If you take a drive to an eatery joint, for example the famous Jalan Ipoh’s ‘dim sum’ row of restaurants, you would find that they are run by foreign workers.
They are trained by local restaurant owners to prepare the dishes, cook them and to an extent, given the trust to collect bills from restaurant patrons.
Even some of the hawker centres now are managed by foreign workers – from taking down orders, to cooking.
Basically, they run the “show” while these restaurant owners delegate tasks as they are seated behind the cashier counter.
That is how it is with foreign workers in Malaysia, and one of the reasons to it could be that Malaysians have a ‘high and mighty’ mindset, deeming that the job is only worthy for a foreign worker.
Because the foreign workforce hardly complains, they are preferred over the local workforce – besides the fact that they have also proven to be good at their jobs.
This is where Malaysians begin to feel that the foreign workers are threatening the local blue-collar job market, but at the same time none would want to apply for a job to fold dumplings at a hawker stall, wash dishes or wash the floors of a restaurant where operations usually end at 3am in the mornings.
The usual dissatisfaction voiced would be that these jobs do not pay enough, or that they just cannot rough it out, never mind the fact that the locals may be unemployed.
While Malaysians are busy shopping for the “right” job, Nepali workers in Malaysia managed to send home RM5 billion (132.75 billion rupees) in the first 11 months of the last fiscal year.
According to the Nepal Rastra Bank (NRB), Nepal received the highest amount of remittance from Malaysia where the amount represents 22% of the total remittance received by the country.

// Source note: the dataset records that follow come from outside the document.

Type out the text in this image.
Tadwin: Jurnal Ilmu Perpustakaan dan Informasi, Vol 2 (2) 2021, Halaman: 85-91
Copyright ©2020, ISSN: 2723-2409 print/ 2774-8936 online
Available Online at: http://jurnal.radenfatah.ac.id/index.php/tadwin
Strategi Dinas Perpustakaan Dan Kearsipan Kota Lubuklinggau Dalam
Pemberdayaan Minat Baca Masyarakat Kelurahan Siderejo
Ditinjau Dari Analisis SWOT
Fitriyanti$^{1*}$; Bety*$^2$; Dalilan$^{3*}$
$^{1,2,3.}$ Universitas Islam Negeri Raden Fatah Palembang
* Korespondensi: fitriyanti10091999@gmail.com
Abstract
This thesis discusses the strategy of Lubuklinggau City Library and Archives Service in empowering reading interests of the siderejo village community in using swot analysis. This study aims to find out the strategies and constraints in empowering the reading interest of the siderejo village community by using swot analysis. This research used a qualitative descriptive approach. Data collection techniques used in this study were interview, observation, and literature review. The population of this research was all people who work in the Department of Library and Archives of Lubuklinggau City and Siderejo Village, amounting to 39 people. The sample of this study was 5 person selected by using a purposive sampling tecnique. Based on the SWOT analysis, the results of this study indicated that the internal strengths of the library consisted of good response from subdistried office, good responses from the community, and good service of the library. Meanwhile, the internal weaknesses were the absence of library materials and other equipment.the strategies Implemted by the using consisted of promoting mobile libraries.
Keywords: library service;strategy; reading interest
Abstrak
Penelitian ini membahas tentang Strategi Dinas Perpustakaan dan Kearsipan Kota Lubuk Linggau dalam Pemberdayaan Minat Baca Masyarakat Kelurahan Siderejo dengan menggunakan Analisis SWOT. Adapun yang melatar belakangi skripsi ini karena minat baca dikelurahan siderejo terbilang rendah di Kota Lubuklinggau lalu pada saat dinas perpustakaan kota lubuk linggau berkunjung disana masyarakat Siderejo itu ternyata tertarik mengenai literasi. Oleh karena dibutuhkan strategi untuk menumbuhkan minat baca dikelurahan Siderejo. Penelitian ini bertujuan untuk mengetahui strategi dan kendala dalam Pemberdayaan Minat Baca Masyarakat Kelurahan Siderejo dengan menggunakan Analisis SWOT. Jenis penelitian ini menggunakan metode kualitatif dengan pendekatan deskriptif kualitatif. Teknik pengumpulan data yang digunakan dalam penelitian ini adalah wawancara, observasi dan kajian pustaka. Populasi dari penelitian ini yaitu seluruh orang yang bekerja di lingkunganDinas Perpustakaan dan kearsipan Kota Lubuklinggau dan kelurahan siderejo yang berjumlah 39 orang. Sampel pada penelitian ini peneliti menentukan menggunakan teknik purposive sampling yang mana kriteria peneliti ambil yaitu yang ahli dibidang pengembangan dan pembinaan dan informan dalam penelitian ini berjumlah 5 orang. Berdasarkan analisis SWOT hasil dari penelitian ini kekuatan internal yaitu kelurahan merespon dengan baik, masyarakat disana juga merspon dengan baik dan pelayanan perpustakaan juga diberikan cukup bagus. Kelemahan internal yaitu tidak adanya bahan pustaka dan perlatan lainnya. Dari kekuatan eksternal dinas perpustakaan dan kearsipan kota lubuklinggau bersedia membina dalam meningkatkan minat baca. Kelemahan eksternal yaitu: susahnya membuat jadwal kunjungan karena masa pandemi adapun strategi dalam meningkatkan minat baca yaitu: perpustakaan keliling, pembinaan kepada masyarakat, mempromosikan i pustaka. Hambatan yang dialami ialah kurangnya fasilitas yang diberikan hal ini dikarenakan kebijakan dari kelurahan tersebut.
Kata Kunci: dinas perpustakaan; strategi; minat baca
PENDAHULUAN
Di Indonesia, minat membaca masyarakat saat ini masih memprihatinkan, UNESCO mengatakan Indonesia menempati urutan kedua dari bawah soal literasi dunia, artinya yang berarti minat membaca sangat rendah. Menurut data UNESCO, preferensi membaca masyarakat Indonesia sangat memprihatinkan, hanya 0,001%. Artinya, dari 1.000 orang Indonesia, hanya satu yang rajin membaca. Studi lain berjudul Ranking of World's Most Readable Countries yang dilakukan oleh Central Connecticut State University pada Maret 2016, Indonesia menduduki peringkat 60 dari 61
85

At present, there are 700,000 Nepalese who are employed in Malaysia where a majority work in factories and plantations while others work in small restaurants, hotels and hospitals.
While critics continue to question the presence of the Nepali workers, according to statistics, nine Nepali workers die every week in Malaysia but yet the country stays as the most popular work destination for Nepalese.
It not only proves that these Nepalese value their jobs, but would risk even their lives to send home a portion of what they make.
According to embassy records, it showed that nearly 3,000 Nepali workers have died in Malaysia in the past 12 years, 166 of them in the five months between July and November last year alone.
Most of them died from Sudden Unexpected Death Syndrome (SUDS), while a few of them believed to have suffer from diseases like tuberculosis (TB) and malaria, which are rare in were Malaysia.
Says a source who works in a local private hospital, the best of their housekeeping workers are Nepalese.
“They give their all at work compared to other nationalities that we get as replacements when the Nepali workers are sent back due to health complications.
“It is very sad whenever they are sent back against their will, but their agents are not bothered to fight for them to keep the job simply because it is an easy way out to just send them home.
“Most of the cases we have dealt with were suspected of contracting TB. We suspect that the diseases are passed on by their housemates.
“I’m sure you know the living conditions of foreign workers in our country, how the agents try to fit as many of them in one house,” the source says.
Aegile Fernandez of the labour rights group, Tenaganita had also previously said that the US TIP (Trafficking In Person) reports of recent years showed how the condition of migrant workers in Malaysia is absolutely the worst in the world.
Exploitation, breach of contracts, below minimum wages, almost inexistent medical benefits has not deterred the Nepali workers from returning to Malaysia because of the employment that they do not have back home.
Malaysians could very well make these Nepali workers’ attitude as a lesson to learn from, instead of whining.